Leopoldo Marechal
La rédaction d’Adán Buenosayres a débuté à la fin des années 1920, sans doute à Paris. Le roman paraît en Argentine en 1948 et passe à peu près inaperçu. Seul Julio Cortázar est enthousiaste.
- En Galice, tu labourais ta terre, tu taillais ta vigne, tu tuais le cochon, tu chantais les villanelles de ta mère et tu professais la sagesse de tes aïeux. Avoue-le, joueur de biniou, tu avais alors un merveilleuse dignité ! Oui ou non ?
- Je l'avoue, balbutia l'homme intimidé.
- Et qu'as-tu fait, sitôt débarqué à Buenos Aires ? lui demanda Schultze affligé.
- Eh bien, je …
- Tu t'es laissé pousser une tignasse de compadrito, tu as noué à ta nuque un foulard de soie ; on t'a vu dans les bastringues de quartier, jouant les durs, t'évertuant à singer les personnages de Vacarezza.
- Mais...
- Il y a un mais, je sais, poursuivit Schultze. Dès que tu ouvrais la bouche, le vernis craquait. Alors, tu as éliminé les « jotas » et les « us » qui te rendaient suspect ; tu as appris le jargon de la garçonnière, de la taule, du che, de la gonzesse. En un mot, tu en as oublié la dignité, que tu avais sans doute pour t'abandonner à un grossier mimétisme.
- C'était au début, avoua l'homme en bleu, yeux baissés.

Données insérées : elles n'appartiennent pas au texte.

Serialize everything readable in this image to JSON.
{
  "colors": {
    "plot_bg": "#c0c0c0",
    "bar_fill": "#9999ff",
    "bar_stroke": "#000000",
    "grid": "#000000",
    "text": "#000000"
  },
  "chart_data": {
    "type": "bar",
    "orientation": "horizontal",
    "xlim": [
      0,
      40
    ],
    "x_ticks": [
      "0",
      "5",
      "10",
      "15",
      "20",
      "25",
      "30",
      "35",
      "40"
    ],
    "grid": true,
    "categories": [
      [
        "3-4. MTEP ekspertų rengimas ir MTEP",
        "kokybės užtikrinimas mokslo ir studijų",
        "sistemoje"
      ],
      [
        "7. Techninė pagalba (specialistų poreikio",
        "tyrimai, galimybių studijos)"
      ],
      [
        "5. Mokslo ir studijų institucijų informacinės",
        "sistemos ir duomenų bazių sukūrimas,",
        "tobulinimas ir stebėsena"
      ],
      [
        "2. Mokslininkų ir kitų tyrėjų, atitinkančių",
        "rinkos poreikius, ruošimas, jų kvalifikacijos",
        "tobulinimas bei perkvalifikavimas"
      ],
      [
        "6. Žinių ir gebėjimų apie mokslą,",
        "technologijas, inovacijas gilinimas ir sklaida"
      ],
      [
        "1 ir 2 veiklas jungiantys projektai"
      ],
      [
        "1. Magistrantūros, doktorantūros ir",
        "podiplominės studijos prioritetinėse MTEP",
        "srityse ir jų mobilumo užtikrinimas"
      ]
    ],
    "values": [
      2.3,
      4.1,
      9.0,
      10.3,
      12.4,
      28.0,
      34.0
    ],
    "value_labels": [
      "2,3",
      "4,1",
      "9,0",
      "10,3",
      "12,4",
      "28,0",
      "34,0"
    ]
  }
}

- Si encore tu en étais resté là ! rétorqua Schultze. Car tu t'es senti une âme d'avocaillon et tu t'es mis à dévorer d'immondes pasquins, à remettre tout en question, à nier chaque vérité, tu t'es mêlé de tout, des conclaves d'évêques aux tarifs douaniers, en passant par la théorie de la relativité et l'idéalisme kantien. Alors, tu as perdu l'innocence des tiens et le sens joyeux de la vie ! Et lorsque tu t'es vu, ô cruche ! au volant d'un bus...
- Fallait bien que je gagne ma platée de haricots ! protesta l'homme en bleu.
- Oui, reconnut l'astrologue, mais fallait-il devenir un bourreau ? Car, te voyant avec un accélérateur sous le pied, quelle règle de la circulation n'as-tu point enfreinte ? quel piéton n'as-tu pas menacé ? quel vieillard a échappé à ta furie, quelle femme à tes insultes ? Ame de négrier ! Tu les entassais dans ton véhicule infernal et cette cargaison humaine brimbalait, grognait, et toi, la Mort assise sur tes genoux, ô bavard indomptable ! tu pérorais encore et toujours, sur l'union fraternelle et les droits de l'homme.